WHAT STATES CAN DO ABOUT EPIC DECISION | Hot New Book On Corporate Power and Supreme Court | A Good Laugh Is Best AT SCOTUS
May 23, 2018
AN EPIC DECISION
|“False dichotomy, meretricious piety, and pay-no-attention-to-that-man-behind-the-curtain misdirection are vital arrows in the quiver of any lawyer or judge, no matter of what persuasion. These tricks were on particularly egregious display in Epic Systems Corp. v. Lewis, a 5-4 decision announced Monday in which the Supreme Court’s conservative majority continued its drive to narrow protection for employee rights.” That’s Garrett Epps writing in The Atlantic about this week’s Epic decision noting that it may be a sign of what’s to come in the court majority’s next battle on arbitration.
ALL THE TOOLS IN THE TOOLBOX
|Daniel Hemel with Slate suggests that now that the Supreme Court has sided with employers in the Epic case, states should act to counteract the consequences of individual arbitration mandates. “Governors, state lawmakers, mayors, and city council members can take concrete steps in the coming months to protect their constituents from the fallout of Monday’s decision. And workers’ rights advocates ought to demand action from their state and local leaders.” Hemel outlines some potential strategies local governments can pursue but argues that it may be best to employ more than one strategy at a time so that if one fails, others might serve as backups. “It’s a more promising approach than the alternatives, and one that—to borrow JUSTICE GINSBURG’S words—is ‘urgently in order.’”
HOT NEW BOOK REVIEW
|UCLA law professor ADAM WINKLER’S new book details how corporations won their own civil rights movement and achieved the same rights as ordinary people. From freedom of speech to religious liberty and “personhood,” Corporate America successfully used the Supreme Court to boost the power of big business. Winkler says, “We think of the Supreme Court as a bulwark to protect minorities but it’s used that power much more often to protect the rich and powerful.” John Blake with CNN interviewed Winkler about the book and some of the consequences of corporate America’s unchecked power in this country.
PASSING OFF PRECEDENT
|Scott Bomboy with Constitution Daily takes a look at the 41-year-old Supreme Court precedent about union dues and public-worker unions set in Abood v. Detroit Board of Education that is likely to be overturned this term. He reviews Abood and looks ahead to the anticipated Janus v. AFSCME decision that is expected by late June.
EPIC DISTORTION
|Say what you want about JUSTICE SCALIA, but at the very least he was pretty straightforward about how his rulings favored big corporations and monopolists. The same can’t be said about his successor, JUSTICE NEIL GORSUCH. Slate’s Mark Joseph Stern rips the newest justice for his Epic decision that “does not comport with reality.” MJS writes, “Gorsuch may claim that workers voluntarily agree to mandatory arbitration when they’re told to either accept it or quit. But the rest of us have no obligation to pretend that these coercive ‘agreements’ are anything other than a gun to the head.”
LOLOLOLOL
|Lynne Liberato writes in The National Law Journal about the time she got the late JUSTICE ANTONIN SCALIA to share in a laugh. In her piece titled, “When it Comes to Sharing a Laugh at SCOTUS, the Late Justice Scalia is Still Supreme” she talks about her 1993 Supreme Court debut in which she made the justice indulge in perhaps one of the longest laughs ever heard at One First.
OTHER NEWS
A Supreme Court Decision That Was A Wild Card
The New York Times“Five months later, the Supreme Court issued a ruling that would allow states to legalize sports betting. The decision — which struck down a 1992 law that effectively banned commercial sports betting in most states — would have unusually strong ripple effects across several desks at The Times, and it has the potential to reshape coverage for years to come.”

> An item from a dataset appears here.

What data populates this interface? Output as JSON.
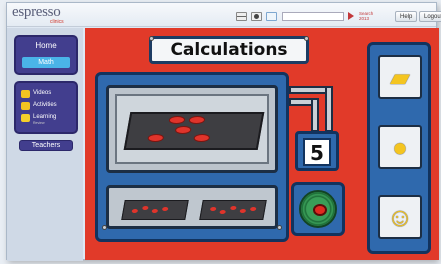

Transgender Student In Bathroom Dispute Wins Court Ruling
The New York Times“A federal judge in Virginia has found in favor of a transgender student whose efforts to use the boys’ bathrooms at his high school reached the Supreme Court and thrust him into the middle of a national debate about the rights of transgender students. In an order handed down on Tuesday, Judge Arenda L. Wright Allen of the United States District Court for the Eastern District of Virginia denied a motion by the Gloucester County school board to dismiss the lawsuit brought by the student, Gavin Grimm.”